PREFERENZE

XXIII Domenica del Tempo Ordinario — Anno B
Il miracolo che Gesù compie, riscattando un sordomuto dal suo isolamento, è riconosciuto e acclamato dalla folla come il compimento delle antiche Scritture di Israele: «Ha fatto bene ogni cosa: fa udire i sordi e fa parlare i muti!» (Mc 7,37). Ciò che i profeti non hanno mai esitato a ricordare al popolo è che Dio, pur essendo «immune da favoritismi personali» (Gc 2,1), non smette mai di avere un occhio preferenziale per Israele, così come per tutti coloro che rischiano di essere sbalzati dal treno della storia, a causa dell’arroganza dei potenti o dell’indifferenza sociale. L’apostolo Giacomo ricorda ai primi cristiani come questo criterio di scelta debba plasmare la vita della comunità: «Dio non ha forse scelto i poveri agli occhi del mondo, che sono ricchi nella fede ed eredi del Regno, promesso a quelli che lo amano?» (2,5). 

Chiusura
Mentre si trova in pieno territorio pagano, Gesù è condotto all’incontro con un uomo rimasto privo di parole, sprovvisto della capacità di ascoltarne e pronunciarne il suono.

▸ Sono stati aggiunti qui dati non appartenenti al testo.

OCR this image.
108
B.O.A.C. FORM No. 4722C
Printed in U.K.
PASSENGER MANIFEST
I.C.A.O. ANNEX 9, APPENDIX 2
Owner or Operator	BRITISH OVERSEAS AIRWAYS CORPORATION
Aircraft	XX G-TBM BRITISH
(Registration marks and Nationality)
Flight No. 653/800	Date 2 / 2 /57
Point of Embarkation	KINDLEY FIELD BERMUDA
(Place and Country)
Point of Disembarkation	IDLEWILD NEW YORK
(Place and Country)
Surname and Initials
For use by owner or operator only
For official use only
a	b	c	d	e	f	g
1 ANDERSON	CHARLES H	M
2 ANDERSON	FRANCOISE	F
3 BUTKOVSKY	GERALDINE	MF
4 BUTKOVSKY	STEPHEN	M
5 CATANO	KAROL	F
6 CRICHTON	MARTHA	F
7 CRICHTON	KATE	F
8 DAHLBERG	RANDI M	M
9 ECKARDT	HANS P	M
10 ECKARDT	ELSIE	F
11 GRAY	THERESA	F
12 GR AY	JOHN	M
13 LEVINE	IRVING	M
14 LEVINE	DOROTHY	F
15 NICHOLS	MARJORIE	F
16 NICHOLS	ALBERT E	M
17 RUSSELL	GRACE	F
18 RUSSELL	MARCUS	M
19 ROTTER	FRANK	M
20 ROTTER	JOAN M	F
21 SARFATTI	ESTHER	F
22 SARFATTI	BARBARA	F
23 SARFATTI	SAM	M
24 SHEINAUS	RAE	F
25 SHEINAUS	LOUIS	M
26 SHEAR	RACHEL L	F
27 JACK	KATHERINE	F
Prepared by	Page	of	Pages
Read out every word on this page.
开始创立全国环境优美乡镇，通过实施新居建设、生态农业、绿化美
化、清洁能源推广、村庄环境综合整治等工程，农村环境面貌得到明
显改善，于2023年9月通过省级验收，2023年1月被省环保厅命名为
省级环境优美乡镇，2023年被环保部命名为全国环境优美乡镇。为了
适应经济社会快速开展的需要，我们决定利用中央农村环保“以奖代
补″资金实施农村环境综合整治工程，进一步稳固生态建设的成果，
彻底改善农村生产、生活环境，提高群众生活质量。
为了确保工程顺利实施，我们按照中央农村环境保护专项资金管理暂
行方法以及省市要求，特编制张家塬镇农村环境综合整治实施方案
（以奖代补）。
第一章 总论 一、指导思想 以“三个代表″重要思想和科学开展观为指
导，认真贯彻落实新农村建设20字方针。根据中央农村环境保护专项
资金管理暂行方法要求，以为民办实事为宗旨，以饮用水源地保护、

Altri, infatti, devono farsi ambasciatori della sua personale afflizione: «E lo pregarono di imporgli la mano» (Mc 7,32). In quest’uomo possiamo cogliere il simbolo di un autismo esistenziale purtroppo così diffuso ai giorni nostri. Nati per essere in relazione — con Dio e con gli altri — siamo scivolati nel desiderio di una vita tutta orientata verso un ingannevole individualismo. Creati per conoscere e per farci conoscere ci muoviamo invece tutti i giorni in un deserto di consapevolezze tristi e solitarie. Dedichiamo energie alla cura di noi stessi, diventando persino belli, bravi, efficienti, eppure analfabeti sul piano degli affetti e delle relazioni.. Efficienti e spenti, sempre connessi ma purtroppo insensibili. Di fronte a questo scenario — già i profeti dicevano — «giunge la vendetta, la ricompensa divina» (Is 35,4). Dio non resiste, non può proprio accettare che la nostra vita sia una una fuga dai rapporti e una lenta chiusura in noi stessi. 

Separazione
Forse anche per questo il primo gesto che Gesù compie su quest’uomo è sottolineare la condizione di estraneità alla vita e agli altri in cui si trova: «Lo prese in disparte, lontano dalla folla» (Mc 7,33). Questo miracolo, compiuto lontano dai riflettori, ricorda a ciascuno di noi che esiste una dimensione nel rapporto con Dio che non può risolversi insieme ai fratelli — attraverso i preziosi atti comunitari della fede — ma soltanto dentro i sacri confini di un incontro personale. Del resto, molte delle cose più importanti, la vita le regala proprio in disparte, quando ci troviamo improvvisamente a subire il peso di una sosta o l’angoscia di una solitudine. In questi momenti, la preghiera nostra e dei fratelli ci rivela che proprio questi imprevisti possono diventare l’anticamera di importanti trasformazioni che la nostra umanità da tempo invocava e attendeva. Autentici momenti di grazia in cui lo Spirito del Signore, silenziosamente, ci offre nuovi punti di partenza. 

Apertura
Ponendo le sue dita negli orecchi e la sua saliva nella bocca, il Signore Gesù fa sentire al sordomuto tutta la potenza delle opere e delle parole di Dio e lo abilita ad annunciarne la verità e la bellezza: «gli pose le dita negli orecchi e con la saliva gli toccò la lingua; guardando quindi verso il cielo, emise un sospiro e gli disse: “Effatà”, cioè: “Apriti!”» (7,33-34). Per far percepire la profondità e il dono di libertà che Dio è capace di restituire all’uomo, Gesù compie un gesto che porta a compimento tutta la speranza profetica: «Allora si apriranno gli occhi dei ciechi e si schiuderanno gli orecchi dei sordi. Allora lo zoppo salterà come un cervo, griderà di gioia la lingua del muto» (Is 35,5-6). Non diversamente da quanto il profeta Isaia riesce a fare, ridando voce alla speranza perduta di un popolo smarrito nel tempo dell’esilio: «Coraggio, non temete! Ecco il vostro Dio» (35,4). Del resto, ricominciare a gustare la presenza e il sapore della salvezza di Dio attraverso i nostri sensi è la guarigione sufficiente a compiere l’esodo fuori dai recinti di ogni isolamento in cui possiamo sprofondare: «E subito gli si aprirono gli orecchi, si sciolse il nodo della sua lingua e parlava correttamente» (Mc 7,35). Per poi tornare a cercare — e a seguire — quel Dio che, pur non facendo preferenze, sempre preferisce restituirci alla vita.